Zamiast zachować się z odpowiednim szacunkiem i uznaniem dla zaangażowanego działacza opozycji z czasów PRL i kapłana obrządku ormiańskiego dbającego o kwestię pamięci o ludobójstwie dokonanym na Polakach przez ukraińskich nacjonalistów, prezydent mówi o miarkowaniu słów i tym, że jeśli będzie ich za dużo wypowiedzianych to to nie będzie służyć żadnej ze stron. Ksiądz Isakowicz-Zaleski nie rozumie o jakiej drugiej stronie mówi Głowa Państwa, skoro Polska i Ukraina są sojusznikami i wytyka prezydentowi, że miał już 7 lat aby zająć się sprawą pochówku polskich ofiar ukraińskiego ludobójstwa na Wołyniu.
Duchowny już niedawno mówił publicznie o spotkaniu z prezydentem Dudą, po którym stracił wiarę w to, że zrobi on cokolwiek w tej kwestii. Pytał też retorycznie, czemu Żydów pochować można, a Polaków już nie.

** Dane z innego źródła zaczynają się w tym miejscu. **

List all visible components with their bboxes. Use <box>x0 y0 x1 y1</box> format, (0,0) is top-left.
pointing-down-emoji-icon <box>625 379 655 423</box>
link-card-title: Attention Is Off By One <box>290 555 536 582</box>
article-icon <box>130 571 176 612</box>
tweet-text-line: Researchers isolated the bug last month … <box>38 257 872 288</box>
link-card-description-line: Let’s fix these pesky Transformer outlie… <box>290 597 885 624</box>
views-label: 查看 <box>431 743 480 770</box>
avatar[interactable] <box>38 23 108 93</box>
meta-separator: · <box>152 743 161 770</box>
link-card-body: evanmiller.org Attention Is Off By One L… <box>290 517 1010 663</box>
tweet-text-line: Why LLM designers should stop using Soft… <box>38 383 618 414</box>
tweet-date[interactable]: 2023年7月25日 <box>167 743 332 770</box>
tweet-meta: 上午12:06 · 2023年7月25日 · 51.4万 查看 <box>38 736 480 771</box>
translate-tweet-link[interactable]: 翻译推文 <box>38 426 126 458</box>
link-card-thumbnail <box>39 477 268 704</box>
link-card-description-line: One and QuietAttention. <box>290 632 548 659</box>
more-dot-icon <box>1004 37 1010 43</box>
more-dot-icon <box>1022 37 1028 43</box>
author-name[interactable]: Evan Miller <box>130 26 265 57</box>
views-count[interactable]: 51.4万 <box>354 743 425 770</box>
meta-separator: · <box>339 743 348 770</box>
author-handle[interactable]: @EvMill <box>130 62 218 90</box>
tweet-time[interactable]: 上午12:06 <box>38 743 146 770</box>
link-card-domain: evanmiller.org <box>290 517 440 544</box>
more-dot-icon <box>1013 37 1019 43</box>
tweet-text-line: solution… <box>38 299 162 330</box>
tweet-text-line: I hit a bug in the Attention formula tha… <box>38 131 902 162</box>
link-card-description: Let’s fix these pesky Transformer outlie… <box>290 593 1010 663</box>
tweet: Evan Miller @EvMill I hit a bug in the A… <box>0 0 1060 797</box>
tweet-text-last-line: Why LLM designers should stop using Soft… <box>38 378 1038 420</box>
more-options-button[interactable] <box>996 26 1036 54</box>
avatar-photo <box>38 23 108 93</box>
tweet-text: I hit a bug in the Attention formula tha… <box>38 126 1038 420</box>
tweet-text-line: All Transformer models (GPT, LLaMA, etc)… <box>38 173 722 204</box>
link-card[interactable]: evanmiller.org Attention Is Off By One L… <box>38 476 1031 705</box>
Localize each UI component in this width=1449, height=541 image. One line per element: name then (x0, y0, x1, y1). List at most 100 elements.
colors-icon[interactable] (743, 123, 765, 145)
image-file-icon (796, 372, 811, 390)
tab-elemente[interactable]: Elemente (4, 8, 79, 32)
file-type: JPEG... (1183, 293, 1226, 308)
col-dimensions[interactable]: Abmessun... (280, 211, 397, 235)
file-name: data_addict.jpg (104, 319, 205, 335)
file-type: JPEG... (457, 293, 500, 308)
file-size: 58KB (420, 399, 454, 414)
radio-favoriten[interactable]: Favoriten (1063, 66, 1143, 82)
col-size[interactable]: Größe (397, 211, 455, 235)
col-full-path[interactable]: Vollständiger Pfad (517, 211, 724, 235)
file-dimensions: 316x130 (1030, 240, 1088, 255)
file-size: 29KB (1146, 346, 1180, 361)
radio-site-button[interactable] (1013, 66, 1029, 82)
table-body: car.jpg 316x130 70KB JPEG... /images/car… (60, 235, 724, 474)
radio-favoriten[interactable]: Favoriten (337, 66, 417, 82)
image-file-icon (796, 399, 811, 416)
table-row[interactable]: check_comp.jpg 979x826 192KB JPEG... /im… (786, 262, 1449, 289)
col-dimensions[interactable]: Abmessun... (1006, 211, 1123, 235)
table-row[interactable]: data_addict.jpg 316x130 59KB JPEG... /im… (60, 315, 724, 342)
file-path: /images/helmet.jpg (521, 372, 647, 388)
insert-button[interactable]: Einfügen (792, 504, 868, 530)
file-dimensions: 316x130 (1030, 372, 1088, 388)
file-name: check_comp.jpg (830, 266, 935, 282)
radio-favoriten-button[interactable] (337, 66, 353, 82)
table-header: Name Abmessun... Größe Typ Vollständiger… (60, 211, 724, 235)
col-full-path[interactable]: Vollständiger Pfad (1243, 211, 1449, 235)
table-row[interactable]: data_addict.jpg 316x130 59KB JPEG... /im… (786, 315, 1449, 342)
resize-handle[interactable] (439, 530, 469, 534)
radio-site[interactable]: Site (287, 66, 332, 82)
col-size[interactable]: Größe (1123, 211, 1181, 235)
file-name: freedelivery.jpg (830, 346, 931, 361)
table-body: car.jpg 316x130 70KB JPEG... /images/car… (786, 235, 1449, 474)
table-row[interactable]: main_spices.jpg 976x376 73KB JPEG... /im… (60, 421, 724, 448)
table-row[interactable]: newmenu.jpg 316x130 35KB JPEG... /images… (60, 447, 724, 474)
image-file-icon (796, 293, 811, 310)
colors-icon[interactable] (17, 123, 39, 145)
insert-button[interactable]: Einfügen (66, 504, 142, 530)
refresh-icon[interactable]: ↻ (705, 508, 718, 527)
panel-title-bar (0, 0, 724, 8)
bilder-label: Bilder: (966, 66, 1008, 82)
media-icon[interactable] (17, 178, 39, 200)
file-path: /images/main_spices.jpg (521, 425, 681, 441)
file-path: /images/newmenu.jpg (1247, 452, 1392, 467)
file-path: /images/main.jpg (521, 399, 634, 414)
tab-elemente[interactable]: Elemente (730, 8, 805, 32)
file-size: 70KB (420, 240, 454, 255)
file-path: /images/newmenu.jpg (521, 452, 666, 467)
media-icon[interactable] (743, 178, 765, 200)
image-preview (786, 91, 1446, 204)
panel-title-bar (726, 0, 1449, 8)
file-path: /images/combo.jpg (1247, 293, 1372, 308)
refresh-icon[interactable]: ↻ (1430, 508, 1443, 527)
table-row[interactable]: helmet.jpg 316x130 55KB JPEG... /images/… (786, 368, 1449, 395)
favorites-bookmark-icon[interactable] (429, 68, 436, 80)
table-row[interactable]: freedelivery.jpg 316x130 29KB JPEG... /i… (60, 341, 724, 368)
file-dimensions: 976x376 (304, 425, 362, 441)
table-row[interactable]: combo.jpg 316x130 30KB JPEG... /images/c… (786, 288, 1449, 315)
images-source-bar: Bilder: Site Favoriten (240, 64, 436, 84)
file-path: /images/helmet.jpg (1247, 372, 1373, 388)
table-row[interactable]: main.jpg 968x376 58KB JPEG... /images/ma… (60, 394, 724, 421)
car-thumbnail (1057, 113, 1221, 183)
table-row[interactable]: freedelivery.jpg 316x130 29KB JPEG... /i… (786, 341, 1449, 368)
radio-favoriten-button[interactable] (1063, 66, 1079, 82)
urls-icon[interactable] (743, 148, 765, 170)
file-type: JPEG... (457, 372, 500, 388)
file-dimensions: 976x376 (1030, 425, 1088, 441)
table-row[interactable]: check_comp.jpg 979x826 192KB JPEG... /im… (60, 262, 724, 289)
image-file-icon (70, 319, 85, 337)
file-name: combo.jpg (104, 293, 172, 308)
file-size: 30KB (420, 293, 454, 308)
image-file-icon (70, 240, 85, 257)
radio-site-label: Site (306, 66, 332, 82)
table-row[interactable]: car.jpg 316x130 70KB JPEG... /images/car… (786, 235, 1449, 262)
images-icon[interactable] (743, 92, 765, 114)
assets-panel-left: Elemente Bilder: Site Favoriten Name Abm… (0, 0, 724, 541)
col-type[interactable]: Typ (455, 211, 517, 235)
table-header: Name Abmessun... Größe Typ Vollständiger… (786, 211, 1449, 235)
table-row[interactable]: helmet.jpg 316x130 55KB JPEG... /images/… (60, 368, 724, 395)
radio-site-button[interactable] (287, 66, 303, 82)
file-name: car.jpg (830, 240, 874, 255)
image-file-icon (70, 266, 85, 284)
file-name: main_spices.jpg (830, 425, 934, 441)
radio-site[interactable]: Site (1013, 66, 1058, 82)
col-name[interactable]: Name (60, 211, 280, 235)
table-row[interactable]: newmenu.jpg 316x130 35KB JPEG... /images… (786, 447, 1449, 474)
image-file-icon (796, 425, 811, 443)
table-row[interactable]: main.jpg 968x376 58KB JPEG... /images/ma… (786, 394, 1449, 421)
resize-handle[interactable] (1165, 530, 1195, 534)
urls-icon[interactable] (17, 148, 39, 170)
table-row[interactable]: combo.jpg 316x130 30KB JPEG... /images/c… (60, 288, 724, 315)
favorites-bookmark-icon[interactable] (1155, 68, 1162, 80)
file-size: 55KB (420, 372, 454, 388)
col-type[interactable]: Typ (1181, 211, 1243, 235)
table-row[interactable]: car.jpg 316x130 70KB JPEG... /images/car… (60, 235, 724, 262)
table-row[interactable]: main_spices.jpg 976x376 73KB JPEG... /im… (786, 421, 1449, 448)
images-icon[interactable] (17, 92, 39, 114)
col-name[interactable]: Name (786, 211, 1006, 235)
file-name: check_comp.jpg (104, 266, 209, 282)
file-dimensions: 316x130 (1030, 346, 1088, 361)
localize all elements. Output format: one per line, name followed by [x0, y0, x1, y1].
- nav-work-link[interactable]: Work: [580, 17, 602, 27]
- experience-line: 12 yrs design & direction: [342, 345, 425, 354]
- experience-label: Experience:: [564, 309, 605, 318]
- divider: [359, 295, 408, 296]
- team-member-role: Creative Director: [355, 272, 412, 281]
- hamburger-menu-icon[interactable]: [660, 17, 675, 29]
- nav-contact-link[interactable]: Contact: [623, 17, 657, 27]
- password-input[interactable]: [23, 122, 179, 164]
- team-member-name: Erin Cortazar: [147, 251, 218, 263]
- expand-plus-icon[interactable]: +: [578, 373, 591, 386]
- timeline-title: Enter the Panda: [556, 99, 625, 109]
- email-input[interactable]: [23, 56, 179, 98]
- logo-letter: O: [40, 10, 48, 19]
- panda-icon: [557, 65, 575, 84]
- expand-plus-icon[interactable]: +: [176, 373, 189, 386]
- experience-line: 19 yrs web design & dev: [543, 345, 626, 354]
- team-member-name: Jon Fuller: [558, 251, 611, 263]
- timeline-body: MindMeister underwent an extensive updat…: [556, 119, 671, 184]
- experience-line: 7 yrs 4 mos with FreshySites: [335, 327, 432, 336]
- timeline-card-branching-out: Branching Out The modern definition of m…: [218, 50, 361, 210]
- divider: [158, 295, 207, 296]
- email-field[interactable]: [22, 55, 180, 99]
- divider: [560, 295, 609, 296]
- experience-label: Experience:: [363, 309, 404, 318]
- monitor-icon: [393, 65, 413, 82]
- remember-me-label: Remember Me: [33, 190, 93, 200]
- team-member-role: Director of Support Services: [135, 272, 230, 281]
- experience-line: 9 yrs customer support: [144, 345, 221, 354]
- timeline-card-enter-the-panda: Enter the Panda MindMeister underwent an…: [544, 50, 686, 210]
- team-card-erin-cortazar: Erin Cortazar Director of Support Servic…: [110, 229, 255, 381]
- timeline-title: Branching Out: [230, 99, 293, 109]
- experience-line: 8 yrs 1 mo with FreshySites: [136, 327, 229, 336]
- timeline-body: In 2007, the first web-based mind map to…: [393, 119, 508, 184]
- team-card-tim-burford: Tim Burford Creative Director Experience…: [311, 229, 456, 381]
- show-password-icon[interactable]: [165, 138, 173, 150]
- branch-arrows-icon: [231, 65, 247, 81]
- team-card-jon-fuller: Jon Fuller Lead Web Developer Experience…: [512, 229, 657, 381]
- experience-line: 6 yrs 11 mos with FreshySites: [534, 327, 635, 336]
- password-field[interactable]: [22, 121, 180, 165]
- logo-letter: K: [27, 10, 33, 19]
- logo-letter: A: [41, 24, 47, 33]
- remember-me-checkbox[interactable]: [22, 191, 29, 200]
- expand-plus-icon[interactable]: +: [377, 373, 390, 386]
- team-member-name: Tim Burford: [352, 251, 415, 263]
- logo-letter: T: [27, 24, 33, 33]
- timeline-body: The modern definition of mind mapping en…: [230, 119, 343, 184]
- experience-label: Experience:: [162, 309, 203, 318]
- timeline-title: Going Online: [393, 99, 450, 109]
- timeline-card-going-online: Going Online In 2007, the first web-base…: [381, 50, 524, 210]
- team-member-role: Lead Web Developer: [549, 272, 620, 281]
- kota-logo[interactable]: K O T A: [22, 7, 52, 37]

Po publikacji nagrania z tej rozmowy w internecie każdy może naocznie przekonać się jaka jest rzeczywista postawa polityków partii rządzącej wobec kwestii wołyńskiej i zorganizowania godnego pochówku ofiarom tej okrutnej ukraińskiej zbrodni z 1943 roku. Po obejrzeniu materiału nikogo nie powinien już dziwić brak wiary ormiańskiego duchownego w prezydenta Dudę. Wiele o obecnej Głowie Państwa mówi też sposób, w jaki Duda zakończył rozmowę. Zamiast kulturalnie doprowadzić ją do końca to polityk w pewnym momencie uciął dalszą rozmowę, „odwrócił się na pięcie” i oddalił.